The company is a pioneer in the two-way Personal Location Services (PLS) market, and an industry leader in the $8 billion location-based GPS market. Much of its potential is in its gpVectorTM units, which the company plans to embed in a variety of lifestyle products, allowing anyone with an Internet connection, including PDAs and cell phones, to track their children, an Alzheimer’s patient, pets, outdoor adventurers, military and emergency personnel, luggage, almost anyone or anything.

Because the company’s technology is designed to be embedded in shoes or other products, rather than sold as a loose device, it’s less likely to get lost or damaged, and a person doesn’t have to depend upon someone remembering to take it along.
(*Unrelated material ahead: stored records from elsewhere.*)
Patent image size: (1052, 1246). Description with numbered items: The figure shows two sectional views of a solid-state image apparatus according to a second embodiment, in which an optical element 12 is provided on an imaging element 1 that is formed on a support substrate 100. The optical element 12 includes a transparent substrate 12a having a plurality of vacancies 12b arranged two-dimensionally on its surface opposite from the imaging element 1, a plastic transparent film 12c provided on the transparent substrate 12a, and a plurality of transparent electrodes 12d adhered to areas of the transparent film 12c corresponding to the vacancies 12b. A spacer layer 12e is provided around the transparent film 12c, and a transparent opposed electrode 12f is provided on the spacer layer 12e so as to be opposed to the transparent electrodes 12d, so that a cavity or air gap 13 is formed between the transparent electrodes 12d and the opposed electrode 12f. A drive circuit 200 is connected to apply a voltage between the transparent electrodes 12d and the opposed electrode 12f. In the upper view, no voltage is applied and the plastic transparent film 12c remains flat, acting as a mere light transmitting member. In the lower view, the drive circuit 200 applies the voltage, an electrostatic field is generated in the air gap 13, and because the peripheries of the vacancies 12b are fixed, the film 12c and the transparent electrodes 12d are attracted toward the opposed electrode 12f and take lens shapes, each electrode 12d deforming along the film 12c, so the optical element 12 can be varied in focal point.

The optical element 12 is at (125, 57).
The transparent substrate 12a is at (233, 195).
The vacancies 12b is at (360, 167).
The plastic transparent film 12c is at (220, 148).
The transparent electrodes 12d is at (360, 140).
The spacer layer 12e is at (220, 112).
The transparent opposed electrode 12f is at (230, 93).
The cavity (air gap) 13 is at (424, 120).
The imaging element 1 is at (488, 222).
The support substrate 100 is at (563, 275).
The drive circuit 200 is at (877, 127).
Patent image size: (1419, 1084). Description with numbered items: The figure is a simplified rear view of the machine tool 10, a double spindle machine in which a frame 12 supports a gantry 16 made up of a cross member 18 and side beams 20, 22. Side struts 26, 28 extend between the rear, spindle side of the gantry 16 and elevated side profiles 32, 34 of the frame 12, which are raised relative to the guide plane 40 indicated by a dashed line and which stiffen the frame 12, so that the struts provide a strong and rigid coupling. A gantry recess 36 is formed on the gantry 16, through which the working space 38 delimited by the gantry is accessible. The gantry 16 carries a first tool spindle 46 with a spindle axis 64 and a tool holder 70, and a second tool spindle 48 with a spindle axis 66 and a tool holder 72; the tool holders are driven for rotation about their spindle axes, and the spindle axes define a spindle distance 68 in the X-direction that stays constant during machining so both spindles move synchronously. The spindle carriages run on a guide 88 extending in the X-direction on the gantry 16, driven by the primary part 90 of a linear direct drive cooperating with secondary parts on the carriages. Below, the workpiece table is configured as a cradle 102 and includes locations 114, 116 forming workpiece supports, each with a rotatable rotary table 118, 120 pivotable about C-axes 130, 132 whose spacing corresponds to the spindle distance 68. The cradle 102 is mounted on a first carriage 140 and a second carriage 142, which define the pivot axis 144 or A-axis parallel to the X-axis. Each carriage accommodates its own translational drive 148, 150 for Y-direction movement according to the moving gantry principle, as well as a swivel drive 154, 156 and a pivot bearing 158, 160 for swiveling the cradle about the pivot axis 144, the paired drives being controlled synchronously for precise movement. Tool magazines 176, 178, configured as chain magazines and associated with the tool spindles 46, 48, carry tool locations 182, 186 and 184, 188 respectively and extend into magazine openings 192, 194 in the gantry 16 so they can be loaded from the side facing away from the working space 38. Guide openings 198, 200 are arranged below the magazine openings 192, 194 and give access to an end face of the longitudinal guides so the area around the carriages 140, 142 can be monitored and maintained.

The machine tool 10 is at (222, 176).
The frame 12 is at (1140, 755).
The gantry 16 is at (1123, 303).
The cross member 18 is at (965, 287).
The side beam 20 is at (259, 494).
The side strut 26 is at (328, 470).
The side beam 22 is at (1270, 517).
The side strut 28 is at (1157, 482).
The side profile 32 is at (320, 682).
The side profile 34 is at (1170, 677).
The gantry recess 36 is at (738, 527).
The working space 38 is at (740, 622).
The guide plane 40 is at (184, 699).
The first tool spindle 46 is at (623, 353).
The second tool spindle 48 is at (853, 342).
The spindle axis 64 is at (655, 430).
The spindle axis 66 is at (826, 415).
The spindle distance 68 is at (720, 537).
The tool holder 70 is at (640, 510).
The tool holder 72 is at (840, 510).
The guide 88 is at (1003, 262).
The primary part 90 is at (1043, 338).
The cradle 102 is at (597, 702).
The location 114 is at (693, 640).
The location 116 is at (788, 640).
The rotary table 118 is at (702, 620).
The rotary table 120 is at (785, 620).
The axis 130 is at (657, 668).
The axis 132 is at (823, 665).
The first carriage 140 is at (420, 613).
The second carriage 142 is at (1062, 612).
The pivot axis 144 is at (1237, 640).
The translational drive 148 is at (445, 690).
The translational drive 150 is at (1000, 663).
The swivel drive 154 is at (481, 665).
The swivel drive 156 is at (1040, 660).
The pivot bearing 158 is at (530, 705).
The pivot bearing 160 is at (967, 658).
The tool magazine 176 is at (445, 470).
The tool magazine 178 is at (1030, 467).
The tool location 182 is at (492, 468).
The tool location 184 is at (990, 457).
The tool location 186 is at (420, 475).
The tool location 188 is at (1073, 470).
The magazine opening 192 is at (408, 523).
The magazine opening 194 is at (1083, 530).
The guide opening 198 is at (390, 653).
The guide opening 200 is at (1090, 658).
You can even set virtual boundaries that notify you immediately if they’re crossed.

If GTX represents a potential lifesaver to families and anyone needing to keep track of people, equipment, or pets, then it represents gold to investors. Think of the market. According to the National Crime Information Center, some 2,000 children go missing every day, and some never come back. In fact, it was the horrifying abduction of 14-year old Elizabeth Smart, snatched in 2002, that prompted an outraged software developer named Patrick Bertagna to begin work on a miniature tracking device small enough to be concealed in a shoe or clothing. There are also 5 million Alzheimer’s patients in the U.S. alone, with the number expected to grow significantly.

The Personal Location Services market is projected to reach more than $20 million by 2011 in North America, and $300 million worldwide. As a result, major corporations are starting to talk to GTX about embedding the technology in their products, giving them a major competitive edge. GTX has already signed a five year $25 million dollar licensing agreement with My Athlete LLC, with more deals lined up. The company has also received unsolicited requests from 19 countries for distribution agreements, with new inquiries coming in consistently.

With a stock currently selling at bargain prices, and looking at tens of millions of dollars in new deals, it’s not hard to imagine GTX as the next 800% stock.